Kyle Chernetsky • February 8, 2023

2022 was a year of ups and downs for real estate investors, with interest rates fluctuating and market pullbacks happening left and right.

But as we step into 2023, it's time to refocus and make sure we don't repeat the same mistakes from last year.

Here are three things every savvy real estate investor should avoid to have a successful year:


Don't Sit on the Sidelines

As interest rates continue to rise, it can be tempting to wait for the perfect deal. However, this could be a missed opportunity. With fewer investors in the market and a shift in strategies, you could find yourself with less competition. The current uncertainty in the market, such as potential job insecurity during a recession, could also keep demand for rentals strong in 2023. So, if a deal makes sense, don't wait - seize the moment and focus on working with trusted lenders who can get the job done.


Don't Get Burned

Hard money loans can be a fast and flexible financing option, but it's crucial to understand the fine print before diving in. Make sure to avoid lenders with excessive prepayment penalties and look for ones that offer flexible options. Additionally, be cautious of lenders offering floating rates during underwriting and opt for those who offer forward rate locks instead. This will ensure that you are protected against market fluctuations and maximize your cash flow.

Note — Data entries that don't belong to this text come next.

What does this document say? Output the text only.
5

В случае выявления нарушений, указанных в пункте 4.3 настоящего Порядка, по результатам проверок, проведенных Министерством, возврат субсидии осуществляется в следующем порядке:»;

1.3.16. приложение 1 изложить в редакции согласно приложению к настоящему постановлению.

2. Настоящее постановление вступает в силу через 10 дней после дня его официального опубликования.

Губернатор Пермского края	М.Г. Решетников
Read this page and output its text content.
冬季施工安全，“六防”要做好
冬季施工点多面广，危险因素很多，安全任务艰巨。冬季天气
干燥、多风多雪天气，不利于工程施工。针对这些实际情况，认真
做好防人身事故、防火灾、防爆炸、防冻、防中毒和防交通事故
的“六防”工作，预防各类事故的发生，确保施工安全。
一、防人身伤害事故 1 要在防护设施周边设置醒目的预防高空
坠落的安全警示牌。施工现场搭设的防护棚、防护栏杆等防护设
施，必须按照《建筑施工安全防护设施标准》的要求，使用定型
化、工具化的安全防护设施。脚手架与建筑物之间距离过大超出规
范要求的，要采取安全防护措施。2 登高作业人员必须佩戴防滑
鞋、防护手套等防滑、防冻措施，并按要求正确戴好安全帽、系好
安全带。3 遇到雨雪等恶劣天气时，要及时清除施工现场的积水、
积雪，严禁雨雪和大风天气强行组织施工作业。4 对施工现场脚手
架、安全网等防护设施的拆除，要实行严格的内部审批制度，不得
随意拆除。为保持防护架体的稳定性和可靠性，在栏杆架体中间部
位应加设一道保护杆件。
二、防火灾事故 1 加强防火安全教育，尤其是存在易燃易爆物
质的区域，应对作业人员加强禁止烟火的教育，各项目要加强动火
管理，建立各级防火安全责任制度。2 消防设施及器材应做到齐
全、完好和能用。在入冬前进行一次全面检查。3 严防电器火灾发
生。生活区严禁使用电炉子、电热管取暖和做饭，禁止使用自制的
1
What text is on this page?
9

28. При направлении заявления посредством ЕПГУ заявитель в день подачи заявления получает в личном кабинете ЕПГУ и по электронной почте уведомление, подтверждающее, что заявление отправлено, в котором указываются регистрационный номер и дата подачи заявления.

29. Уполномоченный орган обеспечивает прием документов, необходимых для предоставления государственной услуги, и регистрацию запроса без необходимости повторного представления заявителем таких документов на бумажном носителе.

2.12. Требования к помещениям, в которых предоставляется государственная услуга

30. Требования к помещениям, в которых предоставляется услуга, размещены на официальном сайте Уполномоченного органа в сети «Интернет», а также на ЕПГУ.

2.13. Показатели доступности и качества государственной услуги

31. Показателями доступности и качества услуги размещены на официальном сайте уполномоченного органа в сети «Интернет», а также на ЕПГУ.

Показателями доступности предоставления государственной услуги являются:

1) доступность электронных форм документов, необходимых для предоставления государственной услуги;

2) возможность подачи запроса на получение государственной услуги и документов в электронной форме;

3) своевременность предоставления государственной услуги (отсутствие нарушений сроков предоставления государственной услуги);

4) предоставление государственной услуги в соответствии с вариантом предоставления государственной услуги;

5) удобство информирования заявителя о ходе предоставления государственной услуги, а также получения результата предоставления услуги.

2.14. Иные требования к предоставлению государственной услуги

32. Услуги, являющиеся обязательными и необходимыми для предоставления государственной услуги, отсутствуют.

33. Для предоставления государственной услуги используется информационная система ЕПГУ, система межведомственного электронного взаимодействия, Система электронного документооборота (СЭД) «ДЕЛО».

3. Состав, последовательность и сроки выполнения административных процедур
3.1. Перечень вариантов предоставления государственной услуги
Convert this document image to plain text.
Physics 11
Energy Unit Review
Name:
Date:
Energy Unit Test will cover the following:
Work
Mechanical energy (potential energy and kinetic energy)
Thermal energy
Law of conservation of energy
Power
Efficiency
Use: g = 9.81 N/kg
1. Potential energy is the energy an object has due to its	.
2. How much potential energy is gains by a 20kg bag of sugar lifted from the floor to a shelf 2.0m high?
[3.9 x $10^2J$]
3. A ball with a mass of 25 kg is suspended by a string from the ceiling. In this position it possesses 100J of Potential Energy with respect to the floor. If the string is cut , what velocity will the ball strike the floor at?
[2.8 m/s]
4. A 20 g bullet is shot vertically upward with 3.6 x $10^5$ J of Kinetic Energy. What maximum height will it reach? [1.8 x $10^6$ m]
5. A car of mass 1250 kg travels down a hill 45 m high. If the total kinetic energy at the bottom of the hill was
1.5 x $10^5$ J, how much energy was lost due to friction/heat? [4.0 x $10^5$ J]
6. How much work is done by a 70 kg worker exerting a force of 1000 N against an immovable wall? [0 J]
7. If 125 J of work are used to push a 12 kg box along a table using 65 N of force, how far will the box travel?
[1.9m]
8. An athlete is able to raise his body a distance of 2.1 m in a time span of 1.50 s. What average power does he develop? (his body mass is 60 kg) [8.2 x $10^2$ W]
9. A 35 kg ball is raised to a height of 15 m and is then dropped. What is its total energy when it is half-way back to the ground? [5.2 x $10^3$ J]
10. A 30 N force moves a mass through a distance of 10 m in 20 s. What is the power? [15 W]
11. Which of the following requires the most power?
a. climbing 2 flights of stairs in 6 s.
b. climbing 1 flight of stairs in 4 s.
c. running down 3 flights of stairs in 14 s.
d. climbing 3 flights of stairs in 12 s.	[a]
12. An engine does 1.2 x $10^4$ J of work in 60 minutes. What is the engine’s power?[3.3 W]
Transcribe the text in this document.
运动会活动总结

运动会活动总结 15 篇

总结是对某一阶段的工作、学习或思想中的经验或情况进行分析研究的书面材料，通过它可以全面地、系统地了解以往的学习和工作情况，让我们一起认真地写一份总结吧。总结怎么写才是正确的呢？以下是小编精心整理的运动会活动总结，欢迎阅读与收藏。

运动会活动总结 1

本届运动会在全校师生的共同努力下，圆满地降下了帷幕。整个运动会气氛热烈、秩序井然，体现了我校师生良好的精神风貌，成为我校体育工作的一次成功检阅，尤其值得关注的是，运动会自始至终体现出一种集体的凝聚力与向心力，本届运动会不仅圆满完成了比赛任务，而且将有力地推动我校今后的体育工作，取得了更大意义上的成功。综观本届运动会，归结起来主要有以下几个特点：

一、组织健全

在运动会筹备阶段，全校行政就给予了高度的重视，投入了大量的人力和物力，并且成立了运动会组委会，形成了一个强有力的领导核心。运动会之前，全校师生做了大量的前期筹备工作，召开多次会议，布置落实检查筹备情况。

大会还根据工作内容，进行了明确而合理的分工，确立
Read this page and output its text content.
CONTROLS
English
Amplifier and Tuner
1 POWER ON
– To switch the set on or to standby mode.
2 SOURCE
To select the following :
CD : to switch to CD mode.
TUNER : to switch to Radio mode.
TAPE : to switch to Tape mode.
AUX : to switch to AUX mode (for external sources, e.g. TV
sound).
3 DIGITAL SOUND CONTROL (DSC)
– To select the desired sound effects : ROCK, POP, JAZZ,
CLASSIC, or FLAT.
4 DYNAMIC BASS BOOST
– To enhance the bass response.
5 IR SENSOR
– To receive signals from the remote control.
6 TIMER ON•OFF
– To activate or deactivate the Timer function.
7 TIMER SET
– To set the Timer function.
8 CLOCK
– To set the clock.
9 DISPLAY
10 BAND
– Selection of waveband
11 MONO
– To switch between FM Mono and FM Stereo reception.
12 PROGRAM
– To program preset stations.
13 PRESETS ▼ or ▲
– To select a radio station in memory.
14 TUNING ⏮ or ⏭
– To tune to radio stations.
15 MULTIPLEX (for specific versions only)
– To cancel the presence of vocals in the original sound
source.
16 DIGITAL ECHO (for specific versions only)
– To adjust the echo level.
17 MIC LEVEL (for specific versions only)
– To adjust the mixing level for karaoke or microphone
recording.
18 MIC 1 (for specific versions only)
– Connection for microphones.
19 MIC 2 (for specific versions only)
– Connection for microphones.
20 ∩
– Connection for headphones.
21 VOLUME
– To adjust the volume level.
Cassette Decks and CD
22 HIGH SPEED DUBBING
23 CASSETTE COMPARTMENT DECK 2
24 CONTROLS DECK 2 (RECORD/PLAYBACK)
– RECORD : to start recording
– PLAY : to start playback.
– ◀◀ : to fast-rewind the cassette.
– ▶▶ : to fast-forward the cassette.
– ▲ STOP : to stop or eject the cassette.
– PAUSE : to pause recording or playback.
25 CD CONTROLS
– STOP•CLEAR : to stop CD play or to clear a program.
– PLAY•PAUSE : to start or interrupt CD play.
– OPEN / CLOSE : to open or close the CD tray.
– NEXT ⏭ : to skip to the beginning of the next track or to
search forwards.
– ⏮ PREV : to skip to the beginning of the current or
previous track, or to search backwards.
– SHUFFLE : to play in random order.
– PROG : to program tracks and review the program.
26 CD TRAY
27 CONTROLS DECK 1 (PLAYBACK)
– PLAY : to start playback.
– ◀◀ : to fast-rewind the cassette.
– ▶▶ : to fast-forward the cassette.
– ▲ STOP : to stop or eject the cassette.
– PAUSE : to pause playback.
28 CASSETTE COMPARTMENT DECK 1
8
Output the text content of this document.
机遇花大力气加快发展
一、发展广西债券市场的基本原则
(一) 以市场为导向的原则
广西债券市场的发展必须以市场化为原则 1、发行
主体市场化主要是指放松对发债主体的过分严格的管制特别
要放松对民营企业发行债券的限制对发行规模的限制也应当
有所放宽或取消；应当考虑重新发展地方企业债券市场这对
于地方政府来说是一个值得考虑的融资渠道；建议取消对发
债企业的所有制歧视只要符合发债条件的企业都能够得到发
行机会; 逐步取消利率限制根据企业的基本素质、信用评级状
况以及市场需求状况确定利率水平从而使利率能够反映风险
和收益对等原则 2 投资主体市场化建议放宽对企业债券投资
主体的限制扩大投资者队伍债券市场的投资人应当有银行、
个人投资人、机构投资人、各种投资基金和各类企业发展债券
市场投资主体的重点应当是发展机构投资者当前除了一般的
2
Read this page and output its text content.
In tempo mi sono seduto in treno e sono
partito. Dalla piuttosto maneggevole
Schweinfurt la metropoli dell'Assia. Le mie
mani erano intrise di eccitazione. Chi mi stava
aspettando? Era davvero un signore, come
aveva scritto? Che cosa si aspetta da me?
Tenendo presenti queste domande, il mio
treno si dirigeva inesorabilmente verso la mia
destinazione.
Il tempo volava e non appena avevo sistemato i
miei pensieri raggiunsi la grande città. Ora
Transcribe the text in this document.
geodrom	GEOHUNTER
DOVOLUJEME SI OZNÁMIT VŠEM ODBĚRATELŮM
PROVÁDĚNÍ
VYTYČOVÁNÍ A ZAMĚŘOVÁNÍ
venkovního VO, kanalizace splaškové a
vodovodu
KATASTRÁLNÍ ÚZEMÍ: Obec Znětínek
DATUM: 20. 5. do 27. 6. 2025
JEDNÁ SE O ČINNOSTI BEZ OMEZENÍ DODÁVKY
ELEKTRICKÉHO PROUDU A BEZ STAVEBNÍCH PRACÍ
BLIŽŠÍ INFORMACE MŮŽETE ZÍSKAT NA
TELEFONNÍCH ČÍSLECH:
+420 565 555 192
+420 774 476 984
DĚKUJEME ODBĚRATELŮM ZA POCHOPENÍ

Don't Wait To Get Your House In Order

To be in the best position for financing, take the time to improve your FICO® Score and build up your liquid funds. Pay off any revolving debt and prioritize building up your cash reserves for future opportunities. This will not only improve your creditworthiness but also provide you with the flexibility and security you need in times of uncertainty.


In conclusion

avoiding these three pitfalls will set you up for a successful and smooth 2023 in real estate investing. Stay proactive and make the most of the opportunities that come your way.